It goes without saying that the nation should legislate no new commitments to offshore oil drilling without first getting to the bottom of the colossal BP disaster in the Gulf of Mexico. That means investigators, lawmakers, and the public at large need to really grapple with the Deepwater Horizon mess.
In this respect, lawmakers need to understand what technical things went wrong and get a grip on what regulatory failures played a role. But beyond that—and hardest—all of us need to take from this debacle a little more serious appreciation of the unavoidable costs of our oil addiction. Along these lines, it remains quite mystifying that President Obama only last weekend began to tie what Brad Plumer over at The New Republic’s blog, The Vine, calls “the nasty side effects of our fossil fuel addiction”—from massive spills to the risks of catastrophic climate change—to a broader case for energy reform and moving the country away from oil. This is a teachable moment after all.
Which brings us to the drifting Kerry-Lieberman climate and energy bill, now stuck in limbo in the Senate, as reports Darren Samuelsohn of ClimateWire.
Strange to say, the much-debated offshore drilling provisions in Kerry-Lieberman represent a critical opportunity to act on the current teachable moment and tie further fossil fuel use once and for all to energy system transformation.
How’s that? Well, providing appropriate safety and regulatory provisions can be fashioned, the Senate bill’s drilling title represents an important opportunity to make a necessary point as well as generate substantial revenue to drive the energy system innovation needed to help the nation decarbonize its economy and wean itself from fossil fuels.
To be sure, it’s unclear appropriate safeguards for further drilling can be designed and equally unclear whether the Kerry-Lieberman bill will actually move. But if the legislation does proceed, any concessions on drilling in the bill should be strongly tied to a hard requirement that any lease revenue associated with offshore drilling along the nation’s coasts be invested directly in energy efficiency and clean energy innovation.
Such a link, as it happens, was first proposed by a 2009 GOP plan to put hundreds of billions of new oil and gas royalties into a trust fund to accelerate clean energy innovation that would help make clean energy cheap and truly help wean America from its carbon dependency.
But at any rate, such a stipulation makes powerful practical as well as symbolic sense. Data from the U.S. Energy Information Administration show that, in terms of their oil and gas yield, “access to the Pacific, Atlantic, and eastern Gulf [offshore] regions would not have a significant impact on domestic crude oil and natural gas production or prices before 2030.”
However, as Jesse Jenkins and Yael Borofsky of the Breakthrough Institute have noted, what could make a difference would be to invest the tens of billions in potential federal revenue from oil and gas royalties in efforts to accelerate clean tech innovation and deployment and so help America develop the affordable clean energy sources needed to truly diversify its energy mix and secure our freedom from oil. In short, it’s not so much the oil and gas itself that would make a difference in addressing the nation’s energy needs but the potential associated revenue, which would help to address the nation’s serious need to find the wherewithal to apply from $15 billion to $25 billion a year, each and every year, to clean energy innovation activities.
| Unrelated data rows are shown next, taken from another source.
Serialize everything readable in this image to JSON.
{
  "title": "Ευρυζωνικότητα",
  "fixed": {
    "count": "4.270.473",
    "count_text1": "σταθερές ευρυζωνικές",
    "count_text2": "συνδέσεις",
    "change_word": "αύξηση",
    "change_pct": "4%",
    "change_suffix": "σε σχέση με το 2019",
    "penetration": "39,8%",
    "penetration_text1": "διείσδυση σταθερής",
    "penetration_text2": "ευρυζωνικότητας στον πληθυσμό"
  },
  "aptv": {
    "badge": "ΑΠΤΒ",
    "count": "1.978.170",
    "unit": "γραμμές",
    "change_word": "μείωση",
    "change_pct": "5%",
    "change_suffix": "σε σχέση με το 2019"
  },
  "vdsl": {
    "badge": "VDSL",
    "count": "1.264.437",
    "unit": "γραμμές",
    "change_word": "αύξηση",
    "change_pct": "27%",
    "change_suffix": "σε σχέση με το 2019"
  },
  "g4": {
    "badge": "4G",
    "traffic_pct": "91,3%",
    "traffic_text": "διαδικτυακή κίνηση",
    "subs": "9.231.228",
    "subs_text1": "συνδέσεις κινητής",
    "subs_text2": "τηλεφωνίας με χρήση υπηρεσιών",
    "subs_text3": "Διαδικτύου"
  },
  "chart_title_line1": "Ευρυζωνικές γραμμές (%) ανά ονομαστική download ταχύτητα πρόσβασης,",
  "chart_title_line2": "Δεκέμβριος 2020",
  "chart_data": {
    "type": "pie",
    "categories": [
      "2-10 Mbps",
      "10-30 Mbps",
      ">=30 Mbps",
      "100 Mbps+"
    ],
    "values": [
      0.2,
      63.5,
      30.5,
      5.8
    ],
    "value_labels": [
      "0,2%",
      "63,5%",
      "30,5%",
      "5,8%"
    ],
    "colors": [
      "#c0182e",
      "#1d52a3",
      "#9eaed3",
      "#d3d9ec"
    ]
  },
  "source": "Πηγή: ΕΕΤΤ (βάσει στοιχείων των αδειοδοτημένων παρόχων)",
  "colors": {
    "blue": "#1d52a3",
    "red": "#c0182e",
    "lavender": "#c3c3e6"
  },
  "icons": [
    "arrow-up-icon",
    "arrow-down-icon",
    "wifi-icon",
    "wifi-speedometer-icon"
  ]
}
And if such a trade of drilling for cleantech revenue sounds mercenary, I plead guilty out of desperation. After all, as I noted during a panel session at last week’s compelling Brookings forum “Energy and Climate Change 2010: Back to the Future,” the nation has not done so well with providing for sufficient energy innovation, either through the regular appropriations process or through the allotment of cap-and-trade emission permit revenue within its “comprehensive” climate bills. In the former case, Congress simply comes up short on the dollar levels; in the latter case it keeps “giving away the store” with massive allowance giveaways that severely depress the stream of revenue available for public needs like clean energy innovation. Even now, the Kerry-Lieberman outline will hand some 37 percent of its offshore drilling lease revenue over to coastal states as a disastrous brand of ill-founded “revenue sharing.”
In sum, we desperately need a set of major, dedicated revenue sources for clean energy R&D and deployment and offshore drilling revenue looks like one top candidate. Post-Deepwater Horizon, linking any sort of expanded drilling to clean energy transformation looks is a no-brainer that should be insisted upon.